宋归年眼疾手快地伸出手拉住她,待她站稳后才道:“从昨日到今日,这已经是你第二次差点摔在我面前了,司小姐,你该不会是……”
宋归年抬头看向司寒,眼中满是玩味戏谑,“故意的吧。”
司寒一把将胳膊从他手中扯回来,却听得宋归年接着道:“司小姐自诩的高明医术,该不会是因为自己走路不稳当,给自己医病,久病成医吧。”
听他这话,分明就是在报仇。
故意呛她以报刚刚在席间她说的那些话。
稍稍收拾了一下,司寒换了身衣服,又抹了些脂粉在脸上,原本就有些苍白的脸色此时扑了粉,更是一副病容难掩的姿态。
正堂之中,摄政王负手而立。
令司寒意外的是,乔姨娘居然也在房内,而她身边站着的正是早些时候来送膳食的碧水。
这倒是省事了,司寒想着,免了让阿竹再跑一趟。
司寒甫一踏进屋内,乔姨娘立时迎了上来,搀住她的胳膊,满目忧虑焦心,仿佛真是担心司寒的身子一样。
“少夫人怎么也来了,我一听说少爷院子里出了这样的事,心中实在难安,毕竟府中内务还是由我把持着。

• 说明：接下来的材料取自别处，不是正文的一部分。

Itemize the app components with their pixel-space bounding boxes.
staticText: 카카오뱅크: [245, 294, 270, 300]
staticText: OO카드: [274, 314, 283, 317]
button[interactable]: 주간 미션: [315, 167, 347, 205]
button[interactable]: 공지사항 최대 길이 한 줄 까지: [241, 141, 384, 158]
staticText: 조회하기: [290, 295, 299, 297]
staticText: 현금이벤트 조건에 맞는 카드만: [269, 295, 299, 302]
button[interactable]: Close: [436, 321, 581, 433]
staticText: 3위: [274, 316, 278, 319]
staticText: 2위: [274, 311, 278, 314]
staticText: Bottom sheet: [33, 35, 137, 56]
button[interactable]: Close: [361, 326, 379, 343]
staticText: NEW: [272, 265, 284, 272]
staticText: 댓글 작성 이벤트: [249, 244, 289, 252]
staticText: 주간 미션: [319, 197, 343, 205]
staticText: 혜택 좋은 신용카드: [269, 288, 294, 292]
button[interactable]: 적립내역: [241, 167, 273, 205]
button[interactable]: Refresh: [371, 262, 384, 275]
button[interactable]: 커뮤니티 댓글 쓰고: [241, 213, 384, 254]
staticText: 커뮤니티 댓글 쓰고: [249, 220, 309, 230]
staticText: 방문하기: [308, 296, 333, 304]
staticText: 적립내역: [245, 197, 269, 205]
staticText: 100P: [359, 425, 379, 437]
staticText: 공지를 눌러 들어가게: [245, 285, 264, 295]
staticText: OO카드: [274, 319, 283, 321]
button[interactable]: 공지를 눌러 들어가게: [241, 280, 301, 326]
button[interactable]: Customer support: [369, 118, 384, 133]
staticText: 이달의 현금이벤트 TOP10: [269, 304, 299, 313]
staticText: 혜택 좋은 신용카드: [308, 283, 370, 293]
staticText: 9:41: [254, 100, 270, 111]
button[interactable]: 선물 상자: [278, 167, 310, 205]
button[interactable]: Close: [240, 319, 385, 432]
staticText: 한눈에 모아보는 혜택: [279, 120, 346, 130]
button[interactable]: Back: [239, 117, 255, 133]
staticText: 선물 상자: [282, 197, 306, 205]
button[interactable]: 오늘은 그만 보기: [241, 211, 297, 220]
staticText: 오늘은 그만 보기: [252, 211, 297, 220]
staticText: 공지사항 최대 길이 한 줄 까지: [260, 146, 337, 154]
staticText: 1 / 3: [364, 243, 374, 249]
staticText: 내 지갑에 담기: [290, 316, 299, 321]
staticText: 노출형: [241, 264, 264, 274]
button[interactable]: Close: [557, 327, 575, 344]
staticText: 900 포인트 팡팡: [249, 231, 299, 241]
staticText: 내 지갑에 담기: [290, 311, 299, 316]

”
司寒顺势搭住乔姨娘的手腕,一时哑然,这位乔姨娘竟然并无身孕。
然而面上却是不显,仍像是真受了天大的委屈一般,眼泪就好似串珠一样夺眶而出滚滚下滑。
哽咽着道:“我知道乔姨娘疼我,只是这件事情,只怕……”
司寒话说了一半,略略掀起眼帘瞥了一眼碧水。
乔姨娘见她这副作态,心中霎时猛震了一下,涌起一股强烈的不安。
但是只能强装云淡风轻的样子,
没事的,今日之事与自己没有丝毫关系,怎么会牵扯上身。
乔姨娘这样想着,竭力压下心中的那点不安。
却只见司寒行至摄政王面前,盈盈一拜道:“府医刚刚回禀,说我所中之毒,原是在乔姨娘送给我的菜式中发现的。”
此言一出,乔姨娘脸上的表情再也维持不住,显然她也没有想过司寒中毒的事情竟然能真的牵扯到她。
慌乱之中,她连忙朝摄政王跪下,梨花带雨泣涕涟涟道:“王爷,此事与妾身当真没有半点关系啊。”
眼见摄政王的神情越发阴沉,她连忙道:“定是……定是有人记恨妾身,妄图以此加害于妾身和妾身腹中的孩子啊!”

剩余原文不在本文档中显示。